- Directed by: Hannah Peterson
- Screenplay by: Hannah Peterson
- Based on: Via Negativa by Daniel Hornsby
- Produced by: Jonah Disend; Bobby Hoppey; Saba Zerehi;
- Starring: Young Mazino; MiMi Ryder; Tony Hale; Zoë Winters; Keith Kupferer; Stanley Simons; Carl Clemons-Hopkins; Mamoudou Athie; Jee Young Han; Gabriel Marin;
- Cinematography: Maximilian Pittner
- Edited by: Robert Schafer
- Music by: Maxwell Sterling
- Production company: Complementary Colors
- Release date: June 5, 2026 (Tribeca);
- Running time: 97 minutes
- Country: United States
- Language: English

= Via Negativa (film) =

2026 American drama film

Via Negativa is a 2026 American drama film written and directed by Hannah Peterson. It is based upon the 2020 novel of the same name by Daniel Hornsby.
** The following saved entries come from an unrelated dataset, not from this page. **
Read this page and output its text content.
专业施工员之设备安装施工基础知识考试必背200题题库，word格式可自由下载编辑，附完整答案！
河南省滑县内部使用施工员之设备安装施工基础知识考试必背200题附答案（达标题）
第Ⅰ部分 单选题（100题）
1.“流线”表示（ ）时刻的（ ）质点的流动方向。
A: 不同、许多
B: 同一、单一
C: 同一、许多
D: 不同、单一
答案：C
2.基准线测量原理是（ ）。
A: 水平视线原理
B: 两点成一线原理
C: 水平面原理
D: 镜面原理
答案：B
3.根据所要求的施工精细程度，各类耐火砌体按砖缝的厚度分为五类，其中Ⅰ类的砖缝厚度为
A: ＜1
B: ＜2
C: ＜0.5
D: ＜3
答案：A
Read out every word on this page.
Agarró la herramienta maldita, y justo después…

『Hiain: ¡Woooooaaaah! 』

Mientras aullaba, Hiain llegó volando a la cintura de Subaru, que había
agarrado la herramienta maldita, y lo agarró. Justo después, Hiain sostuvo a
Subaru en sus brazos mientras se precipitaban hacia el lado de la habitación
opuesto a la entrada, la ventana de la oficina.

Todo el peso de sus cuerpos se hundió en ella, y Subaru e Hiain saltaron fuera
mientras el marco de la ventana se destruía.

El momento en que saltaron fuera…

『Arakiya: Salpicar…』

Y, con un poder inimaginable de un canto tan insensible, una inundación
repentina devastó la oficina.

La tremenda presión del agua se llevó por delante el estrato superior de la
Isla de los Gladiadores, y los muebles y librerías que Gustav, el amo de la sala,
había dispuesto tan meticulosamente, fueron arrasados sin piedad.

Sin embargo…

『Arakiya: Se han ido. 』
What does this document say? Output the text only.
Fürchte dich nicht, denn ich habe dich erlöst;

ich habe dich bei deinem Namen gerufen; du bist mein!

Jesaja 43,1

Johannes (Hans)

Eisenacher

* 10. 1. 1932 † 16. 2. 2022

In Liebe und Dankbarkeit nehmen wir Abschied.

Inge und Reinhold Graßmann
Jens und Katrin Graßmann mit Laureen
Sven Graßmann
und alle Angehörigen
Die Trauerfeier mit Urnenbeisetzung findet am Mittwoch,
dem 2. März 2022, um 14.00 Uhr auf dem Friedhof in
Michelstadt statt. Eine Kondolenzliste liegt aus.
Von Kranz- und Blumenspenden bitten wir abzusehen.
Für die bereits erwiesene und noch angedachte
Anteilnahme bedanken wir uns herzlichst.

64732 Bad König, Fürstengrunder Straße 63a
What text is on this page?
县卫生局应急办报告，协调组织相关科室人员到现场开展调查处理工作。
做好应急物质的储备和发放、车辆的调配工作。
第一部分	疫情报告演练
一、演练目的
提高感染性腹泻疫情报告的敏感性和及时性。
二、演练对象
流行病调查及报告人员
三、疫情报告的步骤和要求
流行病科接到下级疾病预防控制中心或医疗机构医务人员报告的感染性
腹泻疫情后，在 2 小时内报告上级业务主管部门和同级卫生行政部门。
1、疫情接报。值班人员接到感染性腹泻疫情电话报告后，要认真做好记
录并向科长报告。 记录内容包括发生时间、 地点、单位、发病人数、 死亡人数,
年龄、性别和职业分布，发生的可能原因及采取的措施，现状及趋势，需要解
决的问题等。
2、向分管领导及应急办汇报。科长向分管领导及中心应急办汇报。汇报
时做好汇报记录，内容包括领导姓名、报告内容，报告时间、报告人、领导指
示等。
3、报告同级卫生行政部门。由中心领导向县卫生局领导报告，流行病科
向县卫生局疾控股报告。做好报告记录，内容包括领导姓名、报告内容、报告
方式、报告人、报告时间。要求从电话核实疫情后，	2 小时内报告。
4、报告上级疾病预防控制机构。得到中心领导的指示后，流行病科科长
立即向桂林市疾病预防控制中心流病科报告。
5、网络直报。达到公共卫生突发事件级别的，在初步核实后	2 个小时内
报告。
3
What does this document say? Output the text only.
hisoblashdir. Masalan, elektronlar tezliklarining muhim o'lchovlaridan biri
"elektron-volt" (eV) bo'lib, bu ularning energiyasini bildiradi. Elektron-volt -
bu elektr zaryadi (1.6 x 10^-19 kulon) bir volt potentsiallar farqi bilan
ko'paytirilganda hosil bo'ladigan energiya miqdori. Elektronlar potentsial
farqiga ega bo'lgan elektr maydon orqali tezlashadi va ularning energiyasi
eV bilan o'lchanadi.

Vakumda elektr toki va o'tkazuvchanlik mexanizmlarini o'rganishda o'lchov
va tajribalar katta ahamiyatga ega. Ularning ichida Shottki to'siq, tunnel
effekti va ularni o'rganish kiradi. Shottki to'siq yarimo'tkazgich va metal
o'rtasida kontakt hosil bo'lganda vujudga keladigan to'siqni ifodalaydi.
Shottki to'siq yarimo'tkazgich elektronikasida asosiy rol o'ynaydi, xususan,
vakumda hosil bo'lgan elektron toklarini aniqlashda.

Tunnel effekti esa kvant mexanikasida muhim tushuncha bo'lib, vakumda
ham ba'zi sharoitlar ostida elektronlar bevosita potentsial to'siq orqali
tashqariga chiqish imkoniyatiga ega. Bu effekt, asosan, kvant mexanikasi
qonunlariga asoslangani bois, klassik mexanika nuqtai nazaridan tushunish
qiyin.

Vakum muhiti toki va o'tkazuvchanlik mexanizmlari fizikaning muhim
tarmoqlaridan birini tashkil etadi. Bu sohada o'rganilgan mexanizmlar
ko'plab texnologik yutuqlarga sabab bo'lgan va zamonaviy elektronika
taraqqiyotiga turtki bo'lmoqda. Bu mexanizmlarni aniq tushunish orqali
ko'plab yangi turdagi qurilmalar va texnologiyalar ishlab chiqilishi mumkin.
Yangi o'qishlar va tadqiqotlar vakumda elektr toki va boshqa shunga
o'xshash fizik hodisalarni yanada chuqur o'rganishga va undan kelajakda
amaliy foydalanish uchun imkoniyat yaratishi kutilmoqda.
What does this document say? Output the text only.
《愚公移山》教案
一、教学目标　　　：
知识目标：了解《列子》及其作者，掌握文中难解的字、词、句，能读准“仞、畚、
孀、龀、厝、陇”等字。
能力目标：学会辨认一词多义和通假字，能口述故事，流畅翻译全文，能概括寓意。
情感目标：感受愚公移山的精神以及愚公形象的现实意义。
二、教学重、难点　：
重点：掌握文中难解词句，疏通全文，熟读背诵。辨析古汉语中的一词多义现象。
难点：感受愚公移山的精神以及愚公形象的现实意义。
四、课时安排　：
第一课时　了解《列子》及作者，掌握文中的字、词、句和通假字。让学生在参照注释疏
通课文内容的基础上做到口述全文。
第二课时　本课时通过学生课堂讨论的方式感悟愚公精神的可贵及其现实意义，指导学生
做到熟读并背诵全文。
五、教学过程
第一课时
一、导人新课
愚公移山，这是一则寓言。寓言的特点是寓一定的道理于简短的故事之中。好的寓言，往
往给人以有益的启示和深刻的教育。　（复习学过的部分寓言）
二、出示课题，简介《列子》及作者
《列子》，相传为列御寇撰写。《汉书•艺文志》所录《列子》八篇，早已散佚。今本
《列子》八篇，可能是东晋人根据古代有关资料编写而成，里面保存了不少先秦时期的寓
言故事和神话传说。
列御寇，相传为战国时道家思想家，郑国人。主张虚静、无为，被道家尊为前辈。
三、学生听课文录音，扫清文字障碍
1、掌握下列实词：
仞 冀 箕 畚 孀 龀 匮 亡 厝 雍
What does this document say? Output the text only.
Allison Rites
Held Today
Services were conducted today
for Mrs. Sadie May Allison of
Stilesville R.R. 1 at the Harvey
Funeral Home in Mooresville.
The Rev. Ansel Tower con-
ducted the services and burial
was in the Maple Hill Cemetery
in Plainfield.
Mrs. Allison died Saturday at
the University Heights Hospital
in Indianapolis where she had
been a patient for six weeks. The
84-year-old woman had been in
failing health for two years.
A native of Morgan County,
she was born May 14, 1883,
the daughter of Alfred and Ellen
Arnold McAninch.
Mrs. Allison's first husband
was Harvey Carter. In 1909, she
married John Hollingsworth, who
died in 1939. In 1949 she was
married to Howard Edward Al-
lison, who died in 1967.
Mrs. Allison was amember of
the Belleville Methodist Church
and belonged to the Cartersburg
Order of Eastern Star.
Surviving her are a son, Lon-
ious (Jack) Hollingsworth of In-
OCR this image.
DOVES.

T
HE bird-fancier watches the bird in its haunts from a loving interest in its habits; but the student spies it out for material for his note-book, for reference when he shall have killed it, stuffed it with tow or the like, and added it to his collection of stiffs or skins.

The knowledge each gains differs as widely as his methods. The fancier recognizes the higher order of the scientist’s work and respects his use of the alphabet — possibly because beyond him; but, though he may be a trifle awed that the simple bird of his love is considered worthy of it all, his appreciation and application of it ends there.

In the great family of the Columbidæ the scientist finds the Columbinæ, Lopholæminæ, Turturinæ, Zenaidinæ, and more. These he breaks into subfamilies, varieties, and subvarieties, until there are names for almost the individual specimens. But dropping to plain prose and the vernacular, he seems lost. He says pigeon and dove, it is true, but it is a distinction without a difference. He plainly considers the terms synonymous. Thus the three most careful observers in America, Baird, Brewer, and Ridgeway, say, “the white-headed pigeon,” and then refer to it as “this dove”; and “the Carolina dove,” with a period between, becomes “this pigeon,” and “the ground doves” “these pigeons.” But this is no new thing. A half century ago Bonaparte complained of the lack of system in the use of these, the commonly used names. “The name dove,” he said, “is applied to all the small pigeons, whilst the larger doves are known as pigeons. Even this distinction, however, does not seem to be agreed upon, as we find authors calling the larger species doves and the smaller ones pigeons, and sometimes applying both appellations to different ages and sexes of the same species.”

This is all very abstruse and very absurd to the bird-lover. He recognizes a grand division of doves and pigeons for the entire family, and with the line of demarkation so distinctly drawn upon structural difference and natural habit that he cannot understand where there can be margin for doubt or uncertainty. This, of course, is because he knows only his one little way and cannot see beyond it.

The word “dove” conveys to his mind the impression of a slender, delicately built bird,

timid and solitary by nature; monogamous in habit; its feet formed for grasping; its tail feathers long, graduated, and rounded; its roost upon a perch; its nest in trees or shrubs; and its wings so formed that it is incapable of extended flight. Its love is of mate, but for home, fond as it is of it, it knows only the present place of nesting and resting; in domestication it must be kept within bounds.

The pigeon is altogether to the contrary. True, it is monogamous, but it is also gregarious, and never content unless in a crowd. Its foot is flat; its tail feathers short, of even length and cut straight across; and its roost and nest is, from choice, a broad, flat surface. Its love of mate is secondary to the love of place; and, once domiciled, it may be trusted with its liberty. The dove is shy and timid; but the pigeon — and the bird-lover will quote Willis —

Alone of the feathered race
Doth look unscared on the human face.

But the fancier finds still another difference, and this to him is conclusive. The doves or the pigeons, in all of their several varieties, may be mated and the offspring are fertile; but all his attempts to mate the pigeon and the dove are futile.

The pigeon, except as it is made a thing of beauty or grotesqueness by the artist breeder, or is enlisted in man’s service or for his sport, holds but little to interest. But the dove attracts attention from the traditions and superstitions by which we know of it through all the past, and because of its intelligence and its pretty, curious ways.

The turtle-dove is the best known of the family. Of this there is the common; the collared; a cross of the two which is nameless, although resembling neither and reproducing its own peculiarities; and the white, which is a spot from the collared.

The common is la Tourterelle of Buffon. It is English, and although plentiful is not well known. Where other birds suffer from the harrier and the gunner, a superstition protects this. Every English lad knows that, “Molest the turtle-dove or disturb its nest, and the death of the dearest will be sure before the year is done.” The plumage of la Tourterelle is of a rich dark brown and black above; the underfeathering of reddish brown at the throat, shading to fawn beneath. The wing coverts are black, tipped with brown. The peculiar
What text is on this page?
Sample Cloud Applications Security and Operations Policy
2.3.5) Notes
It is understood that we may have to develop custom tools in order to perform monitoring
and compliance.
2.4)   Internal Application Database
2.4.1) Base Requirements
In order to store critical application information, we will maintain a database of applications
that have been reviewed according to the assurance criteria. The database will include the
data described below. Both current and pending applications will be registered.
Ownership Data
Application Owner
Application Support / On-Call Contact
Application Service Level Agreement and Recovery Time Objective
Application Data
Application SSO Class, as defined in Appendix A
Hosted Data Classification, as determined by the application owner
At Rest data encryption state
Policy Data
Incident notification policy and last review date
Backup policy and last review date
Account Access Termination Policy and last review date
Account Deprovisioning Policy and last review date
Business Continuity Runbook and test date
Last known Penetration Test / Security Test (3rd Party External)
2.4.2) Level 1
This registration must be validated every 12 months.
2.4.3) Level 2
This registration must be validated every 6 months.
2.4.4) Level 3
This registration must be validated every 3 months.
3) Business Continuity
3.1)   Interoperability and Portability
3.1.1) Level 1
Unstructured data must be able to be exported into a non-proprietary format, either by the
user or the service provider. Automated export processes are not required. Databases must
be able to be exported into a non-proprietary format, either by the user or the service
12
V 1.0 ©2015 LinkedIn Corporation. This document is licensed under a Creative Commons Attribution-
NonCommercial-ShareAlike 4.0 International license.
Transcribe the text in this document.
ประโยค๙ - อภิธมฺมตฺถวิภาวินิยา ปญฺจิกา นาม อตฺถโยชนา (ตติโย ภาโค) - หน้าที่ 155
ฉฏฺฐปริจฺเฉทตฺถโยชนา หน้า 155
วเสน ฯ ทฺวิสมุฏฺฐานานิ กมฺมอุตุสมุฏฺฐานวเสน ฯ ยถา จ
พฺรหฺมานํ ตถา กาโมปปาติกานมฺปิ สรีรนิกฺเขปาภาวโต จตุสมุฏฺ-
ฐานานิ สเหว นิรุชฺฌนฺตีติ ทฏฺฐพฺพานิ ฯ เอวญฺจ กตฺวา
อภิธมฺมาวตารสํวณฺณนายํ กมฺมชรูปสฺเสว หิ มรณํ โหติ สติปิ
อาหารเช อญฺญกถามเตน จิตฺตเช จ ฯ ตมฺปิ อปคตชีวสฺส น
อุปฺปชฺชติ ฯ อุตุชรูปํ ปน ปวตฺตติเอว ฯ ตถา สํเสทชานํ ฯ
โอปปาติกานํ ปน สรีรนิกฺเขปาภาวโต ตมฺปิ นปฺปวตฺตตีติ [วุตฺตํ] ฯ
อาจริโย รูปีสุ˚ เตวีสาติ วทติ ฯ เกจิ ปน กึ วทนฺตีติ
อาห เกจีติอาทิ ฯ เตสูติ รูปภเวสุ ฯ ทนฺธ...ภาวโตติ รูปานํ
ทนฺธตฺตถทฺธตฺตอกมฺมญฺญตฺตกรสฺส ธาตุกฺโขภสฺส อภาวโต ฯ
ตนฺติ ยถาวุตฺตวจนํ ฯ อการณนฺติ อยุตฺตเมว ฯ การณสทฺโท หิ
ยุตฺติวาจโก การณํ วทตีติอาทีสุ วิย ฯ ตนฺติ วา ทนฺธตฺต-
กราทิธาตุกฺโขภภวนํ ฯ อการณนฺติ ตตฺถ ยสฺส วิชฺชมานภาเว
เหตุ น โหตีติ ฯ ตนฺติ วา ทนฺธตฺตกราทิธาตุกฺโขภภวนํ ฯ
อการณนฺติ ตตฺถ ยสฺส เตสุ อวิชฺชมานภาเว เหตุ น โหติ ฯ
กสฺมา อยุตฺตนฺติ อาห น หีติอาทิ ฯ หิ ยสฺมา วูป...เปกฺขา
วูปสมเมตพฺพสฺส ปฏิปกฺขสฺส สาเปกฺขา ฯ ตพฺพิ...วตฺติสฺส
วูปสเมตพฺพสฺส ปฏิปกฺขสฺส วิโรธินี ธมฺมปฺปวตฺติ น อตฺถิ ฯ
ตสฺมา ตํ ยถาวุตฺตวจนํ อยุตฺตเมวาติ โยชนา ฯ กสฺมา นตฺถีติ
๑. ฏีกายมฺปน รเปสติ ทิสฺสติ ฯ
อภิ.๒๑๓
It stars Young Mazino, MiMi Ryder, Tony Hale, Zoë Winters, Keith Kupferer, Stanley Simons, Carl Clemons-Hopkins, Mamoudou Athie and Jee Young Han.

It had its world premiere at Tribeca Festival on June 5, 2026.

==Premise==
A young priest abandons all he knows and sets off on a road trip following the death of a friend.

==Cast==
- Young Mazino as Dan
- MiMi Ryder as Anna
- Tony Hale as Bishop Taboret
- Zoë Winters as Beth
- Keith Kupferer as Bruno
- Stanley Simons as Joe
- Carl Clemons-Hopkins as Tim
- Mamoudou Athie as Brian
- Jee Young Han as Clara
- Gabriel Marin as Martin
- Marcus Landrem as "Young" Dan

==Production==
In September 2021, it was announced Hannah Peterson would direct and write an adaption of the 2020 novel of the same name by Daniel Hornsby, with Complementary Colors set to produce. In August 2025, it was revealed Young Mazino and Tony Hale had joined the cast of the film, with principal photography commencing in Oregon.

==Release==
It had its world premiere at the Tribeca Festival on June 5, 2026.